As he arrived at the ballpark Sunday, Chad Holbrook wondered how his players would respond to his first fire-and-brimstone pep talk of the spring.

It was a speech South Carolina's veterans had heard before, during high-pressure postseason games, usually in June. This was different. After his team's one-run loss to Alabama on Saturday, Holbrook told players to treat their final game of April like it was the final game of a super regional.

"Sometimes I hesitate to tell a team that, because you don't want to tighten them up," Holbrook said. "But when you play at South Carolina, that comes with the territory. If you can't play under pressure, this is the wrong place for you."

Holbrook got the response he wanted.

No. 11 South Carolina pummeled No. 8 Alabama, 9-3, before ESPN cameras and a crowd of 8,074, just 168 fans shy of the series' third sellout. The Gamecocks (34-11, 12-9 SEC) clinched their second straight SEC series in dominant fashion, recording a conference season-high 17 hits and scoring six runs in the final three innings.

"I don't know about 'must-win,' but obviously we wanted to come out and play hard and play strong and keep the ball rolling," said junior first baseman Kyle Martin, who had his third four-hit game of the season.

"The energy in the dugout was awesome today," he added.

It wasn't easy, not against an Alabama team still sitting No. 1 in the SEC West.

The Gamecocks jumped out to an early 3-0 lead behind four dominant innings from freshman pitcher Wil Crowe. The right hander fell apart in the fifth as Alabama scored three runs to tie the game.

When Crowe allowed a walk to start the sixth inning, his once-promising day was done.

"Wil was really good for four innings," Holbrook said. "I thought he had his best stuff of the year, and then that daggum fifth inning with young pitchers is sometimes a big hurdle to get over. He kind scuffled a little bit in that inning."

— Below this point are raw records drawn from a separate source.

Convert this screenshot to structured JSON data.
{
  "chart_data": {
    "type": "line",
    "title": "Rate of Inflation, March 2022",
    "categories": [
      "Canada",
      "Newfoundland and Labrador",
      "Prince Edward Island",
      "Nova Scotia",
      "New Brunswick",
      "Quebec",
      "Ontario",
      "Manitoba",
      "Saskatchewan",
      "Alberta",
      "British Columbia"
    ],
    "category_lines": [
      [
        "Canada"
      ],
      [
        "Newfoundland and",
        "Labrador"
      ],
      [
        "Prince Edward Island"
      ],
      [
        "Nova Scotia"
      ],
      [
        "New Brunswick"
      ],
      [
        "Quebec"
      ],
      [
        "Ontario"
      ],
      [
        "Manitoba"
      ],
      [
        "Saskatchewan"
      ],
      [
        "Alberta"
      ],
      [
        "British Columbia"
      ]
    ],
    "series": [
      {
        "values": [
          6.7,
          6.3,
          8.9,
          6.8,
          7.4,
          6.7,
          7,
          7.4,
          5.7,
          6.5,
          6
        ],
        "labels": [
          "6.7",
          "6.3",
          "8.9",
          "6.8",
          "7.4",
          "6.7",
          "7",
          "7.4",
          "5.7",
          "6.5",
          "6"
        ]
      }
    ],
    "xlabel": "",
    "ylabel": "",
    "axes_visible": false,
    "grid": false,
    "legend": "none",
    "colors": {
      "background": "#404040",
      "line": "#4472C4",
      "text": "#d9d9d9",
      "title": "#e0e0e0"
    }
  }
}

South Carolina bounced back with a three-run sixth inning, sparked by freshman second baseman Gene Cone. The Columbia native, whose three-run triple Friday was the defining hit of Game 1, poked a two-run single through the middle of the infield to break the tie.

The Gamecocks never trailed again.

"My approach was the same as it always is with two strikes," Cone said. "I was just trying to put the ball in play hard somewhere, and fortunately it found a hole. And it did feel good."

Holbrook called Sunday's game the biggest of the year. He said it was easy to see why the rubber match against the Crimson Tide (29-15, 13-8) fit that billing. His team rose to three games above .500 in SEC play for the first time in almost one month.

Following a five-game losing streak earlier this month, South Carolina has now won six of its past seven games. The Gamecocks are still dealing with several injuries, but they've overcome them on the field.

"I don't know if I can be more proud of my team than I am right now," Holbrook said. "We've kind of had some adversity, as you all know. We kept battling and competing, and we probably played our best baseball game of the year today in our biggest game of the year. When you do those things, it makes a coach proud."